The two children hugged close to each other. Gavroche finished arranging them upon the mat, and pulled the blanket up to their ears, then repeated for the third time the injunction in hieratic language:
“Pioncez!”
And he blew out the taper.
Hardly was the light extinguished when a singular tremor began to agitate the trellis under which the three children were lying. It was a multitude of dull rubbings, which gave a metallic sound, as if claws and teeth were grinding the copper wire. This was accompanied by all sorts of little sharp cries.

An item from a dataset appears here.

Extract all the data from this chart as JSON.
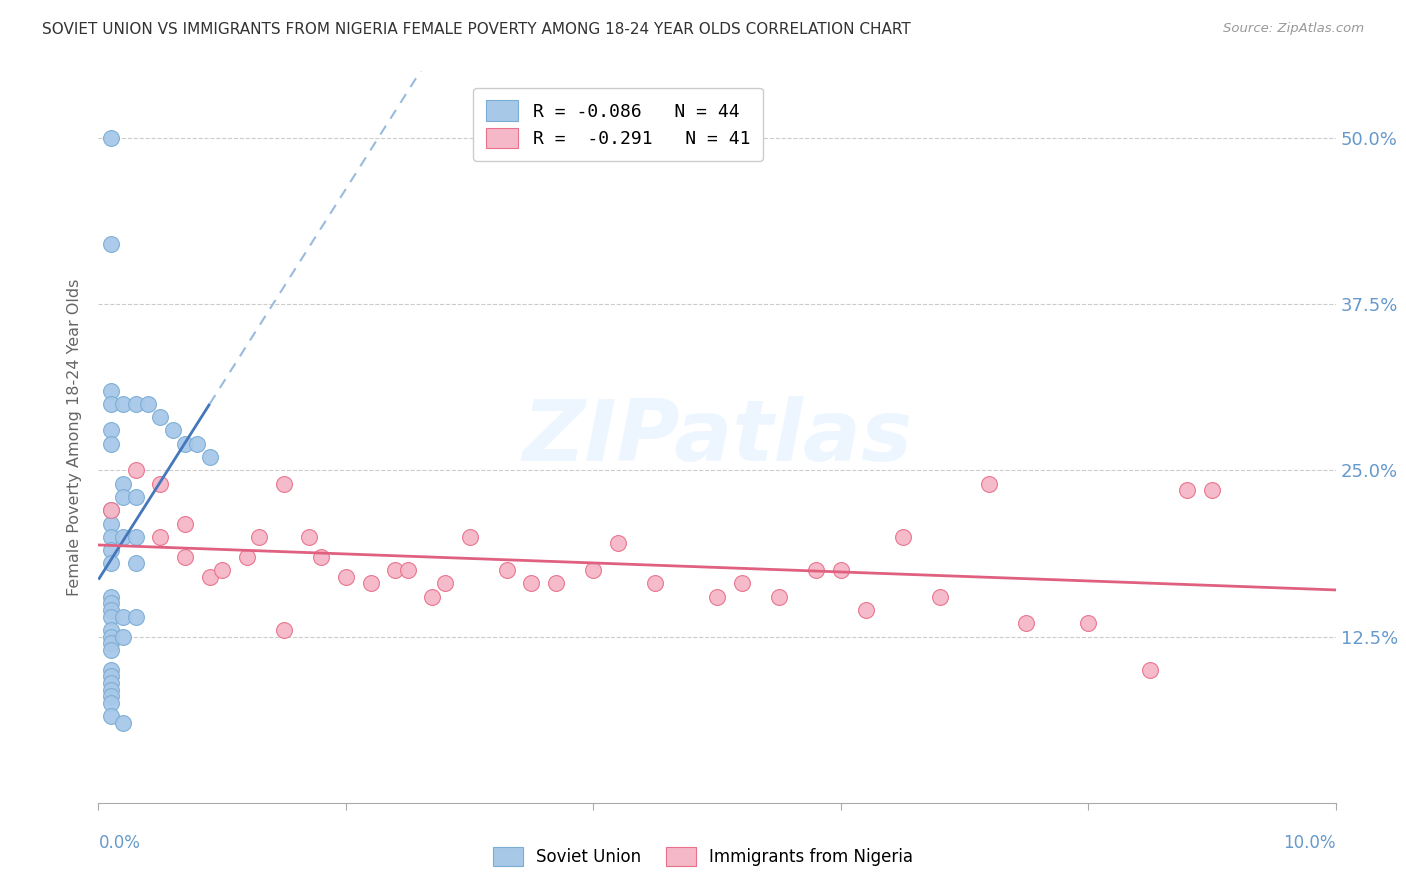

The little boy of five, hearing this tumult over his head, and shivering with fear, pushed the elder brother with his elbow, but the elder brother had already
“pioncé,
according to Gavroche’s order. Then the little boy, no longer capable of fearing him, ventured to accost Gavroche, but very low, and holding his breath:
“Monsieur?”
“Hey?” said Gavroche, who had just closed his eyes.
“What is that?”
“It is the rats,” answered Gavroche.
And he laid his head again upon the mat.
The rats, in fact, which swarmed by thousands in the carcass of the elephant, and which were those living black spots of which we have spoken, had been held in awe by the flame of the candle so long as it burned, but as soon as this cavern, which was, as it were, their city, had been restored to night, smelling there what the good storyteller Perrault calls “some fresh meat,” they had rushed in en masse upon Gavroche’s tent, climbed to the top, and were biting its meshes as if they were seeking to get through this new-fashioned mosquito bar.